Cuando regresamos a Madrid, juntos, esta vez en el mismo avión y con asientos correlativos (tuvimos que cambiar los billetes, pero él se encargó de todo), estaba convencida de que había encontrado el amor de mi vida. Amor del bueno, de ese que tuvieron mis padres: para toda la vida.

No sabía que lo que comenzaba entonces era un odio eterno.

Mi jefe en la universidad me miró con ojos lánguidos cuando le comuniqué que me iba.

– ¿Estás segura? -me interrogó-. Estás renunciando a la oportunidad de una carrera prometedora. Has dado muchos bandazos, si me permites que te hable así. Ahora empezabas a encauzar bien tu vida profesional.

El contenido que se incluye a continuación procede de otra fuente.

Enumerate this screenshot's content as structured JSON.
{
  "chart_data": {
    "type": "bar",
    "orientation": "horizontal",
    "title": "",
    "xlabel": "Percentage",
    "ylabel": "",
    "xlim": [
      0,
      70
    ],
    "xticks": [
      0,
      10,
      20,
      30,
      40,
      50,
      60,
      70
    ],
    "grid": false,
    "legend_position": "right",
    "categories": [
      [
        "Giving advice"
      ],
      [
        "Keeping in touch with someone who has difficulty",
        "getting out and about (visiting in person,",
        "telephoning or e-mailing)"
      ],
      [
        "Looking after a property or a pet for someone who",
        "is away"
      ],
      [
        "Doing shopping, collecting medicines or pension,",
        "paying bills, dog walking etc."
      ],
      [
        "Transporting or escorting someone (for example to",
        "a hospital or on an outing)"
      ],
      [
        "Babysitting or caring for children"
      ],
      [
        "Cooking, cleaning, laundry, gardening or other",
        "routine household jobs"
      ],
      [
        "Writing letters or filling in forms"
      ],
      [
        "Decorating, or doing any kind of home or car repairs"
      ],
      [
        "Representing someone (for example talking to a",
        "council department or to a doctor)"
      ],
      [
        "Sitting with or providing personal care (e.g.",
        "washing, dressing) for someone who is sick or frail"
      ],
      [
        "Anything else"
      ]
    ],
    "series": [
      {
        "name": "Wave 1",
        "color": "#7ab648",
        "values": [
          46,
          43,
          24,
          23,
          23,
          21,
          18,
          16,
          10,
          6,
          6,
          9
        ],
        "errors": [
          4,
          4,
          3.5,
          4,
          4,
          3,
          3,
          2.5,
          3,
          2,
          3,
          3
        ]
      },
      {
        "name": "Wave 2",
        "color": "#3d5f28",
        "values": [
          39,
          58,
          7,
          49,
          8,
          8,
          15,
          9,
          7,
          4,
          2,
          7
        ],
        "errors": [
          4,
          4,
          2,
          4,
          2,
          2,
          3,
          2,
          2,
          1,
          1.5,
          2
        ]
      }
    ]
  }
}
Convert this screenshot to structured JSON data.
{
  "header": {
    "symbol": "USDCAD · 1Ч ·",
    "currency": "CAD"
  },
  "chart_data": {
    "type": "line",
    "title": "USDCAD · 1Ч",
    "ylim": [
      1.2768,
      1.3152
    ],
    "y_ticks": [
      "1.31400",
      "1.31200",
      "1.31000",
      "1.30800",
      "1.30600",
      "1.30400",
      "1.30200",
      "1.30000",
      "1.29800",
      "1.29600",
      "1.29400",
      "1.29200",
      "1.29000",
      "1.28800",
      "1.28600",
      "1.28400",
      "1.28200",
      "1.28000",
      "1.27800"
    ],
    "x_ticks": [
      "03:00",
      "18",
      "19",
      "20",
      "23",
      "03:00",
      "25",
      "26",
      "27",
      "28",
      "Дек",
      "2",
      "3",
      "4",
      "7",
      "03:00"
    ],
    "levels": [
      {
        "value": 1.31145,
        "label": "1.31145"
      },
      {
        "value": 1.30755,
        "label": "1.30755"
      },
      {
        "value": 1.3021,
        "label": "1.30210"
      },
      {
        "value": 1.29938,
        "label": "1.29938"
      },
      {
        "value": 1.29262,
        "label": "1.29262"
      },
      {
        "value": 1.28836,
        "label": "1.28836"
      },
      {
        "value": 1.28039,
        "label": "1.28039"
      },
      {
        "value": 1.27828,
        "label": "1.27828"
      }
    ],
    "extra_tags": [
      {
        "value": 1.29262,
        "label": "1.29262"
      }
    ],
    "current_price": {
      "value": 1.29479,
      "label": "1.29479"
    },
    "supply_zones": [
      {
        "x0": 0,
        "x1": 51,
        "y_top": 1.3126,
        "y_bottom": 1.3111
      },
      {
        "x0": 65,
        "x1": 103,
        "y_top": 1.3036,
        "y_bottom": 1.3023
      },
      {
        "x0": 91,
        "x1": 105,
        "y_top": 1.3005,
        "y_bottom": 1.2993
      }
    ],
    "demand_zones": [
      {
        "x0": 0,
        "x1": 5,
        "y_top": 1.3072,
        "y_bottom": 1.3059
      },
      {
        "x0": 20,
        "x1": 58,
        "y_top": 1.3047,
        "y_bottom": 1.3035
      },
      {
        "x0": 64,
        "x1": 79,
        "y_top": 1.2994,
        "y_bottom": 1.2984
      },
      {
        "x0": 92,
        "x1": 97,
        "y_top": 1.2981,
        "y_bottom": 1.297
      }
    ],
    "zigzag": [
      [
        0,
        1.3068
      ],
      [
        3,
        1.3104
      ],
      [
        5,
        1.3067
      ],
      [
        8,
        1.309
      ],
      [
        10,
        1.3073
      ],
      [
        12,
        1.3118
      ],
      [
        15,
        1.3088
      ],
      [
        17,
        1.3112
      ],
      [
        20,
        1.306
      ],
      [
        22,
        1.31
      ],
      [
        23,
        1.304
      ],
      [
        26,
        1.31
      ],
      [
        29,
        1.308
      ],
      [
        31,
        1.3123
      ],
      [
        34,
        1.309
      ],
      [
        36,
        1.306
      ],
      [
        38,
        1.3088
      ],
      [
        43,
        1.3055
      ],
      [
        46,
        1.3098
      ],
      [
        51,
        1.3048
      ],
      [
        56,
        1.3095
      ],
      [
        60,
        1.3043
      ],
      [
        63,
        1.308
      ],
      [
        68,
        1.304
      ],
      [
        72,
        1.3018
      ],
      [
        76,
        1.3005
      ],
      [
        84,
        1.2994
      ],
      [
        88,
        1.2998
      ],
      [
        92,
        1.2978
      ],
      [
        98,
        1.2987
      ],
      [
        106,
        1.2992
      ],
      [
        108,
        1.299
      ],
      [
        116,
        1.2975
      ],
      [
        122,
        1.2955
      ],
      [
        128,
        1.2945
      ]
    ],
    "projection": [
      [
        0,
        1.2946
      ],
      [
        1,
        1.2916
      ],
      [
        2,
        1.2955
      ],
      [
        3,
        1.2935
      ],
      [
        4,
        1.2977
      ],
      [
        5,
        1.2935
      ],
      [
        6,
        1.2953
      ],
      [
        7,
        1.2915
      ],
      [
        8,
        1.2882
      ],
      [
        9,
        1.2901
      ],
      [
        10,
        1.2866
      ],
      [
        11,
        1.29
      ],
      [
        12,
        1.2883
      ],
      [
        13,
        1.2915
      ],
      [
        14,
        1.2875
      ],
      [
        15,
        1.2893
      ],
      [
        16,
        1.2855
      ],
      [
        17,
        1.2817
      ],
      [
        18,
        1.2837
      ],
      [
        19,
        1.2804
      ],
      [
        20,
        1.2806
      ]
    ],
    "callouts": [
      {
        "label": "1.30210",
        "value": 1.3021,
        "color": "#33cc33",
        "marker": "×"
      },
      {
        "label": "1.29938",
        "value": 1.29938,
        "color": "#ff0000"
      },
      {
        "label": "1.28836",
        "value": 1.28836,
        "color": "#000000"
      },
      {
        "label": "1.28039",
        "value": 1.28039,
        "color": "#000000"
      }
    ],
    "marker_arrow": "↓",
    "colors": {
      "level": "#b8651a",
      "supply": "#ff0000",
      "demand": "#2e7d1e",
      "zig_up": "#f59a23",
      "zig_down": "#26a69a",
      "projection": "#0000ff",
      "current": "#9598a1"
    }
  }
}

Yo le devolví la mirada con un chispeo retador en los ojos.

– Claro que estoy segura.

– Te pondré en contacto con un colega de la Universidad Carlos III, y con otra de una privada americana de Madrid, por si acaso. -Contempló absorto unos papeles que tenía en las manos-. Sería una lástima que echaras a perder tu carrera, quizás puedas hacer algo en Madrid.